During the four days of her incarceration Edith was subject to mental, physical and sexual abuse. Under Section 11 of the 1890 Lunacy Act, Edith could be detained for up to seven days but further incarceration would require another certificate. Edith was examined by the commissioners of lunacy, and found to be sane. She was released under Section 75 of the Lunacy Act.
In a letter to The Times her father justified his actions, stating that she was “not of sound mind [due to] the effects of over-study.”

Edith set up home with Sullivan and never saw her father alive again, though she did reconnect with her mother who left her £400. Lanchester and Sullivan lived together until his death in 1945.

Eleanor Marx knew of Lanchester's situation in 1895 and had been disgusted by the misogynistic failure of male socialists to support and defend Edith's position, and more generally their failure to recognise the class dimension of the feminist struggle. Marx's ire was particularly directed towards SDF activist Ernest Bax who had publicly passed bourgeois moralistic judgement on Lanchester. Marx challenged Bax in a public letter to an open debate on "the woman question", but he declined, citing his rhetorical weaknesses.

Although Edith was closest, in spirit, to the Fabians her own background influenced her choice to campaign and promote the cause of socialism through 'the true working-class'. By 1917 Edith identified politically as a communist describing socialists as 'practically Tories' who had let the working-class down.

==Personal life==
Lanchester's first child, Waldo Lanchester, was born in 1897. It was a difficult pregnancy that was not assisted by the social pressures that her 'love-child' pregnancy attracted. Marx invited Lanchester to recuperate for a few weeks at Marx's home (The Den) in Sydenham where Edith and Waldo were protected and looked after.
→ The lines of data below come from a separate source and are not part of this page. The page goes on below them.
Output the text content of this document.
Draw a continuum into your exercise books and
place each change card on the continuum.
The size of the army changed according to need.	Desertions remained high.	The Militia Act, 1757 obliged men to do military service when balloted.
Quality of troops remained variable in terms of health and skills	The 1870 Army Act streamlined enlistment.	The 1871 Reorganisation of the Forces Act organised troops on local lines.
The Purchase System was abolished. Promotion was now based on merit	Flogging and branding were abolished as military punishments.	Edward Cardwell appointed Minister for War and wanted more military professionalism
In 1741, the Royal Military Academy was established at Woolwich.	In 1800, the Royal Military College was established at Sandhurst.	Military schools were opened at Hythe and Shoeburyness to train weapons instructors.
During the early years of World War I, Biddy developed a growing interest in the pacifist principles of Quakerism. Her daughter, Elsa, recounts in her biography that Biddy and Shamus were "violently anti-war" and that pacifism 'roared through' the house. When Biddy's mother, Octavia, died in 1916, Biddy invested her £400 inheritance in the Jordans Quaker community project.

When Waldo was conscripted he registered as a conscientious objector and was imprisoned in Wormwood Scrubs for one year. Upon his release Waldo was supported by his mother to become a puppeteer and weaver.

Her second child, Elsa Lanchester, became a noted actress with a long career in theatre, film, and television, and the wife of actor/director Charles Laughton.

Lanchester continued to attend political meetings as long 'as she was physically active enough to walk to the bus.' Edith Lanchester died on 26 March 1966 at her home, 18 Highcroft Villas, Brighton.